Rand Mubarak, a 25-year old Iraqi refugee, recalled watching her father’s health deteriorate as her family waited in Egypt for the Trump administration to decide whether to admit them to the United States.
Her father, Mubarak Mubarak, had worked as a translator for the U.S. military in Iraq, she said. The family fled their country after receiving death threats during the violent era that followed the U.S.-led invasion in 2003. By 2017, they had reached Egypt’s coastal city of Alexandria and received news from the International Organization for Migration, or IOM, that they could soon travel to the United States.
Then came Trump’s announcement and, with the stroke of his pen, their dreams of a fresh start were in doubt. Mubarak developed a heart condition. The doctor said a simple operation would help him, but he would need to leave Egypt. Rand called the IOM weekly, telling them her father needed to be transferred to an American hospital.
“He worked for the Americans, after all,” she said. “They just told us that they had strict instructions not to process applications.” The freeze was in place even though Iraq had been officially removed from the travel and immigration ban.
Mubarak died in July. Now, Rand said, her mother is sick too.
“It’s the most hideous feeling, a feeling of being let down, a feeling of being left behind,” Rand said.
Days before Biden’s inauguration, Pamela Raghebi, who lives in Seattle, misplaced her driver’s license. It should not have been a big deal, she said, but she panicked. It was one of those ordinary moments when her Iranian-born husband, Afshin Raghebi, would have known exactly what to do.

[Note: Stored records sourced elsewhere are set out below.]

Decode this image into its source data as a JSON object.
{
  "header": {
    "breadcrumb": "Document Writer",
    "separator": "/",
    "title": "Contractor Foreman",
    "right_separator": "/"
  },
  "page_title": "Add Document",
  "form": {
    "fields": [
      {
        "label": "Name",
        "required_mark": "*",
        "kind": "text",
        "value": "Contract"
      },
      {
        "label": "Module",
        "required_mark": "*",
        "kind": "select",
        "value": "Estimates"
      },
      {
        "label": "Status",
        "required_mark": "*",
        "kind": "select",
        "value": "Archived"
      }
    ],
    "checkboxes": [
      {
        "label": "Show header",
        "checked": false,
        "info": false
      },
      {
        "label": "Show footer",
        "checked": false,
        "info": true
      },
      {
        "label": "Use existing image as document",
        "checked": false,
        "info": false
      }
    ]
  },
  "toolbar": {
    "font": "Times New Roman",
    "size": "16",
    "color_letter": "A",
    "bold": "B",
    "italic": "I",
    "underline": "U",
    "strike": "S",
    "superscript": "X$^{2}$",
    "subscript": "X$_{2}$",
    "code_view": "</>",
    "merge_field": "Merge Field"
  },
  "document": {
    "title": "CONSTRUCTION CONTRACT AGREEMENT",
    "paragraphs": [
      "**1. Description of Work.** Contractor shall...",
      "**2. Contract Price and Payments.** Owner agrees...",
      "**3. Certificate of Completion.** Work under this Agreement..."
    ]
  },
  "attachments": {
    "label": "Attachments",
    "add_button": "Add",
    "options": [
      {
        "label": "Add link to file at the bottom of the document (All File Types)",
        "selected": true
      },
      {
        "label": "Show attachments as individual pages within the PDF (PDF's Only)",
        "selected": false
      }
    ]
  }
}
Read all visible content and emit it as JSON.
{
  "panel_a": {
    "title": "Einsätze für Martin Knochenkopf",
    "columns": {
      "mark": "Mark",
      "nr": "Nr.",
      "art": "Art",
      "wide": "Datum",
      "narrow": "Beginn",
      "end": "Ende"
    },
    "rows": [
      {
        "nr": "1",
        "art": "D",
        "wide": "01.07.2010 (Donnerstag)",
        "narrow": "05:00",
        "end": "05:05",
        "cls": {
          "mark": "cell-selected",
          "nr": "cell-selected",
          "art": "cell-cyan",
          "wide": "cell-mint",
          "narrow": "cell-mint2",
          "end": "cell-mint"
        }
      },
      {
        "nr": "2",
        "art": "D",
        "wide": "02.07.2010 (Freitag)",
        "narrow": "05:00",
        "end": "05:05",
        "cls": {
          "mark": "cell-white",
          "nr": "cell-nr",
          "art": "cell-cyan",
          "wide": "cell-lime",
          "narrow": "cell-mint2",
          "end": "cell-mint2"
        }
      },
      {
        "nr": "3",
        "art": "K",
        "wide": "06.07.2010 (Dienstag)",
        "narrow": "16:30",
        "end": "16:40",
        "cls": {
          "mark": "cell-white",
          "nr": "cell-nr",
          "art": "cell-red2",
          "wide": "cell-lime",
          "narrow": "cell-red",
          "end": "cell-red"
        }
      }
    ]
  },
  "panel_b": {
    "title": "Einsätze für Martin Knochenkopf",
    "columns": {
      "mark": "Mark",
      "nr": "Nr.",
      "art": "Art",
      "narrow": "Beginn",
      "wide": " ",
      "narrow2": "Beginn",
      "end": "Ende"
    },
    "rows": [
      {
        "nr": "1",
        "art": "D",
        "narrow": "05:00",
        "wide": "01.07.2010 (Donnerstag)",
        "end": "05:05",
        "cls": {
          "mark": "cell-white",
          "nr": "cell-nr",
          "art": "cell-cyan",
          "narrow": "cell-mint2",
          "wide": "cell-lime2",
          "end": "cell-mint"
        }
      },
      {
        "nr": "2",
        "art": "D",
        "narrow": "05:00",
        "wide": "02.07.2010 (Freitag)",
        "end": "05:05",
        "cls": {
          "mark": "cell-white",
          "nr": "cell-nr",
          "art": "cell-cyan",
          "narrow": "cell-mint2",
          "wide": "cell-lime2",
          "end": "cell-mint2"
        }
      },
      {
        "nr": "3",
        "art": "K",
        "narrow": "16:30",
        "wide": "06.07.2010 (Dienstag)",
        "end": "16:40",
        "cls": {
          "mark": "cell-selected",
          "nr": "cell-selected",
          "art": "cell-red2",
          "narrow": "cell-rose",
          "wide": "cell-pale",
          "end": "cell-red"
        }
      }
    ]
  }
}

“I’m not as young as I was,” Raghebi, 75, said. “Afshin would say to me, ‘Sit down, relax, think about it.’ He protects me. He recognizes that when I get flustered, I get frightened.”
But he had been gone since 2018, trapped overseas after traveling to the United Arab Emirates for an interview to finalize his petition for a green card, the couple said in separate interviews.
The two had met at the retirement home where she worked when he came to install windows. They’ve been married for a decade and now jointly own a window installation business. Afshin had entered the United States illegally in 2006 but was granted a legal waiver to apply for U.S. permanent residency after they were married. Following his interview at the U.S. Embassy in Abu Dhabi, the couple learned that Afshin would not be allowed to reenter the United States because of the travel ban.
Afshin, now 52, settled in southern Turkey, which was relatively inexpensive. He had some money in a bank account and to help support him, Pamela sold her car. At the beginning, Afshin went to the beach to pass the time or socialized with other Iranian exiles, but both pastimes had become “boring,” he said.
When Biden took office on Wednesday, Afshin splurged on a bottle of wine to celebrate.
“The U.S., I loved that country. I still love it,” he said. “They’re playing with our lives.”
Loveluck reported from Baghdad. Mustafa Salim in Baghdad contributed to this report.